Men moet bekennen dat Valens wel vindingskracht heeft. Het opzet is niet zo kwaad. De structuur is bevredigend uitgebalanceerd. Het slot is goed aangebracht. De problematiek is intelligent uitgewerkt. De verwoording is degelijk en verzorgd. Toch laat het boekje een eerder fletse indruk na. Ik meen dat Valens meer essayistische dan wel narratieve aanleg heeft. Sla het boekje open: onmiddellijk treft de gevulde bladspiegel met zijn lange redenerende volzinnen, zijn overdadige wants en omdats, zijn vermoeiende betoogstijl. Zowel de auteur als de personages schijnen vooral met hun hersens te leven. De dialogen zijn geen flitsend weerspel van karakters, maar een naast elkaar van lange redeneringen. Om het topzware en onnatuurlijke daarvan een beetje weg te
werken moet de auteur beroep doen op tussenwerpsels zoals Goed, okee, kijk, ja, ach, natuurlijk, nou ja, enz. (Lees bijv. pp. 70 tot 73) - schrale vergoeding weliswaar!

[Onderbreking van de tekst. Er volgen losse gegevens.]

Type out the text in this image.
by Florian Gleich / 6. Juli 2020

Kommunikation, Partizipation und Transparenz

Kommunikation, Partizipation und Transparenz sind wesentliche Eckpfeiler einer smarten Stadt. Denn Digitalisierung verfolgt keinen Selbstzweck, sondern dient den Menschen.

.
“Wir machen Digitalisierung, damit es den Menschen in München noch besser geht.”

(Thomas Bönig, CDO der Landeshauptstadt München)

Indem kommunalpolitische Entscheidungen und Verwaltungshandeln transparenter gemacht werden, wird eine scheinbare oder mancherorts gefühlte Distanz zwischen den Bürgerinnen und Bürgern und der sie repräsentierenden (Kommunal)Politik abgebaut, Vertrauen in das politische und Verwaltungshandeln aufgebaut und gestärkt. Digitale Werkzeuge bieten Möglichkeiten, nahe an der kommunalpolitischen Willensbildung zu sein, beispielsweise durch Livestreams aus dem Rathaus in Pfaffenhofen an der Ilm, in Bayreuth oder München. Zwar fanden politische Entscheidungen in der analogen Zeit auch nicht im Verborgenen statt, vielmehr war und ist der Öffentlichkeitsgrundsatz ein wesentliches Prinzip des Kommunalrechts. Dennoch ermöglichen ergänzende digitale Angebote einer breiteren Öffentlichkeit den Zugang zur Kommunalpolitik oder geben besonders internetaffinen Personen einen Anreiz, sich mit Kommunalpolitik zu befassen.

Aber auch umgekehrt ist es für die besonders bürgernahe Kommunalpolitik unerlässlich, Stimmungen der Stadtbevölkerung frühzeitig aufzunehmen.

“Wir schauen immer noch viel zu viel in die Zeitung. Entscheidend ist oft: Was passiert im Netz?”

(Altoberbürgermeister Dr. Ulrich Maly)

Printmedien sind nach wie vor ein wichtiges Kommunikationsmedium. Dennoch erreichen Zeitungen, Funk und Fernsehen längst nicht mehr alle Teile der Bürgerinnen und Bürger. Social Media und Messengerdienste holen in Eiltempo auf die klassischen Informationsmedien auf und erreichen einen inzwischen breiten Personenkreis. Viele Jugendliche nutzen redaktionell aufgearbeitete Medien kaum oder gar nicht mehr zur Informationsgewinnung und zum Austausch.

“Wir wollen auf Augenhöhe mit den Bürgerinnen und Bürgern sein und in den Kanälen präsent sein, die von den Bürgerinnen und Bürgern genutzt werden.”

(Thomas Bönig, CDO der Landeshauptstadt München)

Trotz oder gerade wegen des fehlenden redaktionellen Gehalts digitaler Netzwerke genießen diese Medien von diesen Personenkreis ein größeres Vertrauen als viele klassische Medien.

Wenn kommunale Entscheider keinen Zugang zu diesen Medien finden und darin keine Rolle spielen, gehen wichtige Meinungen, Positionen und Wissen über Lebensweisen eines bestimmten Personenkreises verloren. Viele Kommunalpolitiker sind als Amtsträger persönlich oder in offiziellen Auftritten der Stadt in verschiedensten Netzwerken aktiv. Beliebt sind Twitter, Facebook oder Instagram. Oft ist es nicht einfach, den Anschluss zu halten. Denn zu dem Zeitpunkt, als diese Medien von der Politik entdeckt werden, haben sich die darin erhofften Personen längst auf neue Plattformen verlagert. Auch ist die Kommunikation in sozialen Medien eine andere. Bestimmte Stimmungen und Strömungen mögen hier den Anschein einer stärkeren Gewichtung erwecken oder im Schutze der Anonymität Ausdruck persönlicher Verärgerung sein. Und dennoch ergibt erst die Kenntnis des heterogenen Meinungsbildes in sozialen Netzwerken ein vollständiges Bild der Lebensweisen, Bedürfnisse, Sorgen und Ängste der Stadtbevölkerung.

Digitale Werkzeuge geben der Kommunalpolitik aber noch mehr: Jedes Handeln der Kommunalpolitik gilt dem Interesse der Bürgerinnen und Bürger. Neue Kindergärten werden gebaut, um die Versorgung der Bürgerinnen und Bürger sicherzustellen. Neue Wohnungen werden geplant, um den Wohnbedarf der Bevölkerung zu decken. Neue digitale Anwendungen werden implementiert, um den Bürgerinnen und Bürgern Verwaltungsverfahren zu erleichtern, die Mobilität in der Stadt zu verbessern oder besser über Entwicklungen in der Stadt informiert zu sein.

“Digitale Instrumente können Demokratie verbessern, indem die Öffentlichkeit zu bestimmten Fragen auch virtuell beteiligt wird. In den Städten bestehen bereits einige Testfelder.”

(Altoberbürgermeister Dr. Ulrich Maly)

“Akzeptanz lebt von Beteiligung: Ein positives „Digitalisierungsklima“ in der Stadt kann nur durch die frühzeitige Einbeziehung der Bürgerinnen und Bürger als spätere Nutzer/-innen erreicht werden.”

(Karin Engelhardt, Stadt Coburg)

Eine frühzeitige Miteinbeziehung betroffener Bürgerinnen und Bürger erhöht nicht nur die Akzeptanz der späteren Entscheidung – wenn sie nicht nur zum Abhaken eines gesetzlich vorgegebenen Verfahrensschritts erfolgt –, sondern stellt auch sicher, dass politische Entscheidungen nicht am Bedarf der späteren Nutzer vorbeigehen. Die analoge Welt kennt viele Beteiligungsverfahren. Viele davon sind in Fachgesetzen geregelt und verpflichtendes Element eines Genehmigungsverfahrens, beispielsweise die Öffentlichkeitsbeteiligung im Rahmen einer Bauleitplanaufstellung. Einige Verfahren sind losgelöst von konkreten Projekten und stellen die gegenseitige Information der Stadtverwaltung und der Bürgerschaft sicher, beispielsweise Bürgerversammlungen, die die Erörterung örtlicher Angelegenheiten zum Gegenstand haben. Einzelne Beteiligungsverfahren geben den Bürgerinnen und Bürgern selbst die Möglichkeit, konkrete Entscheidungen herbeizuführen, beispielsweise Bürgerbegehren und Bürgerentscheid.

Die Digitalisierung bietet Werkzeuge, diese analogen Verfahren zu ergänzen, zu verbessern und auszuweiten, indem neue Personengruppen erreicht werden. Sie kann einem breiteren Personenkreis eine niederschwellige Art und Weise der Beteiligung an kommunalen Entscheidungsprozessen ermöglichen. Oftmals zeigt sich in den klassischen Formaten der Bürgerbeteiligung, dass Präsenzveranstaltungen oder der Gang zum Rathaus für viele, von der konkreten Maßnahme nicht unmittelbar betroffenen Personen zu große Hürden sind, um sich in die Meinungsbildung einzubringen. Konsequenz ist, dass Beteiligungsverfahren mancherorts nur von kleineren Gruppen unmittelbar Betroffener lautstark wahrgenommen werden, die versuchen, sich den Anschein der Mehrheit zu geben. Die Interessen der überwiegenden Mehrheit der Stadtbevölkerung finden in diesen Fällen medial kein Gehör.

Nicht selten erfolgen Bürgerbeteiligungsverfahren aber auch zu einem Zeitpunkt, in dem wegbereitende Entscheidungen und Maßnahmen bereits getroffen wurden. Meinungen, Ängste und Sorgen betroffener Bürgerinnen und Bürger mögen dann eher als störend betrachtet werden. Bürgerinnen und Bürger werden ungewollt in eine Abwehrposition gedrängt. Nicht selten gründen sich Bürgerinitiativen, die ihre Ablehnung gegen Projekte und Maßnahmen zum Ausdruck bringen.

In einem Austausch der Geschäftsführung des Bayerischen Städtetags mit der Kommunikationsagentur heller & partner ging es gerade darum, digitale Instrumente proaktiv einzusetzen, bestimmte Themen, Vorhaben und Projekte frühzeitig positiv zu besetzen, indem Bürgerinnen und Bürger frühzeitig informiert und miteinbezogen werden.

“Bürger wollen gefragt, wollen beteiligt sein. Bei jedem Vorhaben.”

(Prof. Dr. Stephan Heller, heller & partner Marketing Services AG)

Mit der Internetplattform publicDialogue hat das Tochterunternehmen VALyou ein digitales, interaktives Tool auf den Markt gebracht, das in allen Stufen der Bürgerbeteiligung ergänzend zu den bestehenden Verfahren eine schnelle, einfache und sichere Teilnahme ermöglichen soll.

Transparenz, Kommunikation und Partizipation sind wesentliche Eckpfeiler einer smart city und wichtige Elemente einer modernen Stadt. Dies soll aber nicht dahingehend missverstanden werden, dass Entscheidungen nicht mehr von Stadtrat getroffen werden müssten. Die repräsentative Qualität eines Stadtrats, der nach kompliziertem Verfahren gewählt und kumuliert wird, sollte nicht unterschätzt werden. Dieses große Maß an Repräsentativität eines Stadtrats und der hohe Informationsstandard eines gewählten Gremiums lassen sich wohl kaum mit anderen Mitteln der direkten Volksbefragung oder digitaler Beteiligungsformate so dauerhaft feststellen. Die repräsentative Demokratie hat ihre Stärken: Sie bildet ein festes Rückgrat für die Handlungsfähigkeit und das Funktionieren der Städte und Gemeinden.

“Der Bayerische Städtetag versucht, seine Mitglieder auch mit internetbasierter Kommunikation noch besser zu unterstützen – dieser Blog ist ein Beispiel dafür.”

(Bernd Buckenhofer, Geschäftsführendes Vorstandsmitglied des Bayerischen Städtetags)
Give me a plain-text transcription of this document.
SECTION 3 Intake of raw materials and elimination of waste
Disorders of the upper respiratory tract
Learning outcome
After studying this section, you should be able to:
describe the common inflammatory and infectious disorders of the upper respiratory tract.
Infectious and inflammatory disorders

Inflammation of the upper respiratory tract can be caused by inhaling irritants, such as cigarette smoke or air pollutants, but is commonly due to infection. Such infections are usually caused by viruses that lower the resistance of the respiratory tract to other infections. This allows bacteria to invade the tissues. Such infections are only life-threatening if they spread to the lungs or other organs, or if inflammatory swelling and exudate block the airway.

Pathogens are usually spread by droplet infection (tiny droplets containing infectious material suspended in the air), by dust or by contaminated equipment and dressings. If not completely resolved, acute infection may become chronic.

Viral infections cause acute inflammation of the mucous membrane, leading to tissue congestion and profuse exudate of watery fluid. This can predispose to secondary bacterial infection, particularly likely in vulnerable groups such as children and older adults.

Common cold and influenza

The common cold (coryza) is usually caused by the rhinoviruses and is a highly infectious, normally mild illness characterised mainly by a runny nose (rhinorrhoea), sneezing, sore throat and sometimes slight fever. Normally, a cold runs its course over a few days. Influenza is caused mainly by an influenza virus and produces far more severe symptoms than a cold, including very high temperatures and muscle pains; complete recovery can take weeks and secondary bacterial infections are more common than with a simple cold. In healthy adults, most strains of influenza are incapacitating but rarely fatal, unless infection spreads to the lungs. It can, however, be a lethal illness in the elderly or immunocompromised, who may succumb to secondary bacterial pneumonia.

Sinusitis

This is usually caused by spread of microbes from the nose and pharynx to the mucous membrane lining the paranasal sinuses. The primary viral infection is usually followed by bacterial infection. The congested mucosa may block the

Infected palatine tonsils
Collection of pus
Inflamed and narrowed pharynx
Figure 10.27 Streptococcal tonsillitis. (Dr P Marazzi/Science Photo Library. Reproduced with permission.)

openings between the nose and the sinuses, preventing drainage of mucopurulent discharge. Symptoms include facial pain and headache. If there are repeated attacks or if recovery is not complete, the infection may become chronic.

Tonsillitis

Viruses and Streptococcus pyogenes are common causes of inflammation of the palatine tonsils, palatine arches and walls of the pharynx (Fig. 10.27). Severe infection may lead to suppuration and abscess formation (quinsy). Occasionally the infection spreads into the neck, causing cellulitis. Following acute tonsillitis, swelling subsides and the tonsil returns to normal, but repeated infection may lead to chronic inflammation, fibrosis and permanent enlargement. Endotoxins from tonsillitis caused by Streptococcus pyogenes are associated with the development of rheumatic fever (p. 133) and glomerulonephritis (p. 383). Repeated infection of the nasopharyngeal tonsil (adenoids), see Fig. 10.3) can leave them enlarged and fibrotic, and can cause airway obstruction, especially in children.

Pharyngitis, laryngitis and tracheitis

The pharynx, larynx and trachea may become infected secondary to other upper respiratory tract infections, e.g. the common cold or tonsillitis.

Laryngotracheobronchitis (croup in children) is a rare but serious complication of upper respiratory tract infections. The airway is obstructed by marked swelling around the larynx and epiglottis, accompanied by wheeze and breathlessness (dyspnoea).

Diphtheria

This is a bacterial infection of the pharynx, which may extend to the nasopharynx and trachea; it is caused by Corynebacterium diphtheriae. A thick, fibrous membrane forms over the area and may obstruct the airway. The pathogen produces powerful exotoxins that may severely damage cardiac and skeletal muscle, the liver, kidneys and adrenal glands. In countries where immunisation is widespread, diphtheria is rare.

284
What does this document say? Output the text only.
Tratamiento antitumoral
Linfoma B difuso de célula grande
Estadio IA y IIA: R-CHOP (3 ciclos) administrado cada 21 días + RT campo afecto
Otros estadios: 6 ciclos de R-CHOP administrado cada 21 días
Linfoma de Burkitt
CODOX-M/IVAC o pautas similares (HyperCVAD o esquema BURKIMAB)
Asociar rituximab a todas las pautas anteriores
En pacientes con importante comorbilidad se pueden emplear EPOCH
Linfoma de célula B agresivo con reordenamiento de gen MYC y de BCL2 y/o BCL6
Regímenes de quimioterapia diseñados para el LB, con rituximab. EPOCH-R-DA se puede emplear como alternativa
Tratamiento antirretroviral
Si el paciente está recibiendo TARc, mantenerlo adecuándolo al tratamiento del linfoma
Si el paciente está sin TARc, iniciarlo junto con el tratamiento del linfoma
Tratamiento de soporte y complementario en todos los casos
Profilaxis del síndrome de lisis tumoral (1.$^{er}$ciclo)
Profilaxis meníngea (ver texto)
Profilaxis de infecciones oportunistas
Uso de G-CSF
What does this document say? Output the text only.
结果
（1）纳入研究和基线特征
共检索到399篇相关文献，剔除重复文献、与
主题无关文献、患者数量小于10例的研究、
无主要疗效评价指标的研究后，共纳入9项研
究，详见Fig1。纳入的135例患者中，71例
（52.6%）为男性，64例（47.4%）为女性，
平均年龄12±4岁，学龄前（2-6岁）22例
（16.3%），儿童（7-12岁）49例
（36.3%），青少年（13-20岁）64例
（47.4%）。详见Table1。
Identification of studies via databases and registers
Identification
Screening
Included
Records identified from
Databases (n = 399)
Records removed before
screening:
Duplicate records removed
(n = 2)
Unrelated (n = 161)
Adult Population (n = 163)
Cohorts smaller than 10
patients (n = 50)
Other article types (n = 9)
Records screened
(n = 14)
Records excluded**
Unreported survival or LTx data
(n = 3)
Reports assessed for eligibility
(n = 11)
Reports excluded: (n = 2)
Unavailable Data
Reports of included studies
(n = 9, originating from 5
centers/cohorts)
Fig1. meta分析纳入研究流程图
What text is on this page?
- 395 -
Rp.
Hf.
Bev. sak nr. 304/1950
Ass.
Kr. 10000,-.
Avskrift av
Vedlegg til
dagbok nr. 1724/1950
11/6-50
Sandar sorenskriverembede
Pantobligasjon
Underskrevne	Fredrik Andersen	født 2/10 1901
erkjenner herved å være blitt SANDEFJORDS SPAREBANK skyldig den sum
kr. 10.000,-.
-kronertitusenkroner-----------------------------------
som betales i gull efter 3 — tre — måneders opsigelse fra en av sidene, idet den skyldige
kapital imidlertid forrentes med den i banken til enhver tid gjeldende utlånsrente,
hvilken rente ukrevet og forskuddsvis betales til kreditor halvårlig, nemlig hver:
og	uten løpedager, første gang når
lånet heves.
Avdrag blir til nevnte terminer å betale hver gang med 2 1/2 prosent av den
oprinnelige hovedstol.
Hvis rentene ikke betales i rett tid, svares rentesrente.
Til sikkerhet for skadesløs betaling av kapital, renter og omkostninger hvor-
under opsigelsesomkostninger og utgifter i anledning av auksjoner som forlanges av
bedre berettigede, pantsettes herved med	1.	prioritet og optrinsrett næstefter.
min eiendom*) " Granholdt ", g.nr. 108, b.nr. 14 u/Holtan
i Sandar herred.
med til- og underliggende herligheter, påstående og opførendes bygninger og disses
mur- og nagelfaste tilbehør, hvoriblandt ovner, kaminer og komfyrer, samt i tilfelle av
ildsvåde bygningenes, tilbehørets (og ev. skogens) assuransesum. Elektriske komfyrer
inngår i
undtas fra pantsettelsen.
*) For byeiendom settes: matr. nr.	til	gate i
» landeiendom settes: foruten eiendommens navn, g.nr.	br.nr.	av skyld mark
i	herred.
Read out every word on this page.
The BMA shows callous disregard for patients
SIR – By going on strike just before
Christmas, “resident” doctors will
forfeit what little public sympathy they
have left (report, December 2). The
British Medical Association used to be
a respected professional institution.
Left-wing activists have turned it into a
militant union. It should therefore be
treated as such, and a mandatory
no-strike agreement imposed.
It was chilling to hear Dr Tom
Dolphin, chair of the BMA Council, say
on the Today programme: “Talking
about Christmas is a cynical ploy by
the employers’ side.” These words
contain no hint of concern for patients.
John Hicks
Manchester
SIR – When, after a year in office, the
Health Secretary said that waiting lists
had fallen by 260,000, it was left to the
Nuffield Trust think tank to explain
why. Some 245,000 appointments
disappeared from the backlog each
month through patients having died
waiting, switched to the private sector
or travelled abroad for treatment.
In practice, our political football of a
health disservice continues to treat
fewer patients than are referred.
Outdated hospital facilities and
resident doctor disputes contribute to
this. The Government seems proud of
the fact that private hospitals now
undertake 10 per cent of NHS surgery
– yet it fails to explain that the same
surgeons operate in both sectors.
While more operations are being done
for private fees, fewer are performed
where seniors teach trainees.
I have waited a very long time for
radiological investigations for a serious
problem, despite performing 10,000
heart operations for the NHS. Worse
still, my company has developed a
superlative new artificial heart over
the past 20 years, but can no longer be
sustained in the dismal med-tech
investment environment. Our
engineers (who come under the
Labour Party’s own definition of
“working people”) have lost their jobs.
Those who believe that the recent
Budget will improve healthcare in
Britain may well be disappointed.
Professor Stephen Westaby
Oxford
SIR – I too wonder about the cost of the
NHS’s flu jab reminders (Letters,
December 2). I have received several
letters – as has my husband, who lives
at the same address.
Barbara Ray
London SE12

Evenmin als hij frisse dialogen kan schrijven, bezit Valens talent om de touwen los te laten en het verhaal zijn eigen weg te laten zoeken. Het pleidooi tegen de Noordburgse studentenmentaliteit heeft ergens een tendentieus, brave-hendrikachtig kleurtje, terwijl men de onbestaande naam Noordburg slechts als een hinderlijk gebrek aan realisme, ofwel als een onoprechte agressiviteit kan begrijpen. Ook de intrige rond Klara lijkt een beetje opzettelijk in elkaar gestoken. Goed vakwerk, prijst men soms, maar daar blijft het bij. Nergens krijgt het verhaal eigen leven, er sprankelt nergens iets te voorschijn dat ons zou doen geloven in een verteltalent van Valens, een eigen stem, een ‘Lust zum Fabulieren’. Zou de auteur bij het schrijven van zijn boekje zelf iets anders ervaren hebben dan intellectueel plezier? Naar mijn mening heeft Valens in het verhaal een verkeerd medium gekozen om zich te uiten.